Israel cut its economic growth rate in the second quarter from previously reported preliminary figures as the fallout from the war on Gaza continued, data showed Monday.
Israel’s Central Bureau of Statistics said in its second estimate that gross domestic product grew by 0.7% year-on-year in the second quarter (from April to June).
A preliminary estimate last month showed the economy grew 1.2% year-on-year in the second quarter.
First-quarter GDP growth was revised slightly to 17.2% from 17.3% quarter-on-quarter, as the economy recovered from a sharp contraction in the fourth quarter of 2023 when the war began.
Growth forecast
The Israeli Ministry of Finance has lowered its growth forecast for the current year, confirming the pressures imposed by the war that has been ongoing for nearly a year.
Gross domestic product is expected to rise by 1.1%, according to figures updated on the ministry’s official website this month, down from the previous figure of 1.9%. The forecast for 2025 has been cut to 4.4% from 4.6%.

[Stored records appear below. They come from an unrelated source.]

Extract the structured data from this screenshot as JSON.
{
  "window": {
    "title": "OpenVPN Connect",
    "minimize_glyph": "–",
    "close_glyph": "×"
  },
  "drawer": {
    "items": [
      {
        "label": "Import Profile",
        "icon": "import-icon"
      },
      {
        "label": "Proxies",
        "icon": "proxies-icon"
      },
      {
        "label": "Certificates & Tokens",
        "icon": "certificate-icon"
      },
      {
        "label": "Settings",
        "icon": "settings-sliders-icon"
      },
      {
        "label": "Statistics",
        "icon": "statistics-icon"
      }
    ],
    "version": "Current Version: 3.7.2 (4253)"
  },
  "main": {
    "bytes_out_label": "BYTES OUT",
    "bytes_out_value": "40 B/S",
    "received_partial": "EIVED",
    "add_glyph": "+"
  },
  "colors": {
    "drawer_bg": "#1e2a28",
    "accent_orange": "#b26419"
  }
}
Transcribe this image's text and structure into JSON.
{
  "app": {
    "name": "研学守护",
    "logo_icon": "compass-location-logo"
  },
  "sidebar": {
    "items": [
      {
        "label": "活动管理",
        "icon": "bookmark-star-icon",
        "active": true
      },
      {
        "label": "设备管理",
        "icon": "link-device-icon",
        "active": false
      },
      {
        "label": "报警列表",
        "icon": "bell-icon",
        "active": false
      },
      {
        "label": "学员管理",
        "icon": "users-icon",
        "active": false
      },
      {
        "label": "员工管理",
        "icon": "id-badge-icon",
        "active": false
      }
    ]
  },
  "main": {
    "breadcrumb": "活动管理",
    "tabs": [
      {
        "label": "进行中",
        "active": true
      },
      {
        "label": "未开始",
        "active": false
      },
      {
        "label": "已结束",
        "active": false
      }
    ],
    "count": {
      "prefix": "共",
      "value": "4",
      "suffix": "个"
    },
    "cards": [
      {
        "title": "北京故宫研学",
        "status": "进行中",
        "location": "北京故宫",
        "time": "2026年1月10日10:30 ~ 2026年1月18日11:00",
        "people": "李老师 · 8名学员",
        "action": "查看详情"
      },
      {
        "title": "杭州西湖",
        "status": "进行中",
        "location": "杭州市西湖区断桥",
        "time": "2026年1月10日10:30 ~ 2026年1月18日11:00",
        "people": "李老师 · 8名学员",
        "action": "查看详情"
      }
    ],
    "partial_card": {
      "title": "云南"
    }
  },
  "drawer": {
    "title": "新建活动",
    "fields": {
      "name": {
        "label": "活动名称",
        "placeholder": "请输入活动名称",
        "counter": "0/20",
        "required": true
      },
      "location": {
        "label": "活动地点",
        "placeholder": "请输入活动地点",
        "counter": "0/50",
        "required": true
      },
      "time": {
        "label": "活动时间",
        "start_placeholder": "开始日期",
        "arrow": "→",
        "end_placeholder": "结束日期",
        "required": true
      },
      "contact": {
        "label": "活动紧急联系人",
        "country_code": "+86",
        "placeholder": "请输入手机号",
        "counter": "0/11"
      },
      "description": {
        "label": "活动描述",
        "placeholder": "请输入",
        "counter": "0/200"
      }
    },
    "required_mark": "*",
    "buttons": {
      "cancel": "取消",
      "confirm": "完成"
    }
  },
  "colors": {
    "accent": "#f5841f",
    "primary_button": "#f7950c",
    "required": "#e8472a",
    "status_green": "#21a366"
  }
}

The Israeli economy is expected to grow at its slowest pace this year since 2009, except for the peak of the coronavirus pandemic in 2020.
Israel’s economy is expected to grow at its slowest pace this year since 2009, excluding the peak of the coronavirus pandemic in 2020.
Israel’s credit rating was downgraded for the first time in its history. Yields on local currency government bonds rose sharply compared to US Treasuries, indicating nervousness among investors.
Israeli officials have estimated the cost of the war until the end of next year at about $66 billion, an amount equivalent to more than 12% of the gross domestic product.
Government borrowing has exceeded NIS 200 billion ($53.5 billion) since the beginning of the year, one of the largest borrowing operations ever in the country.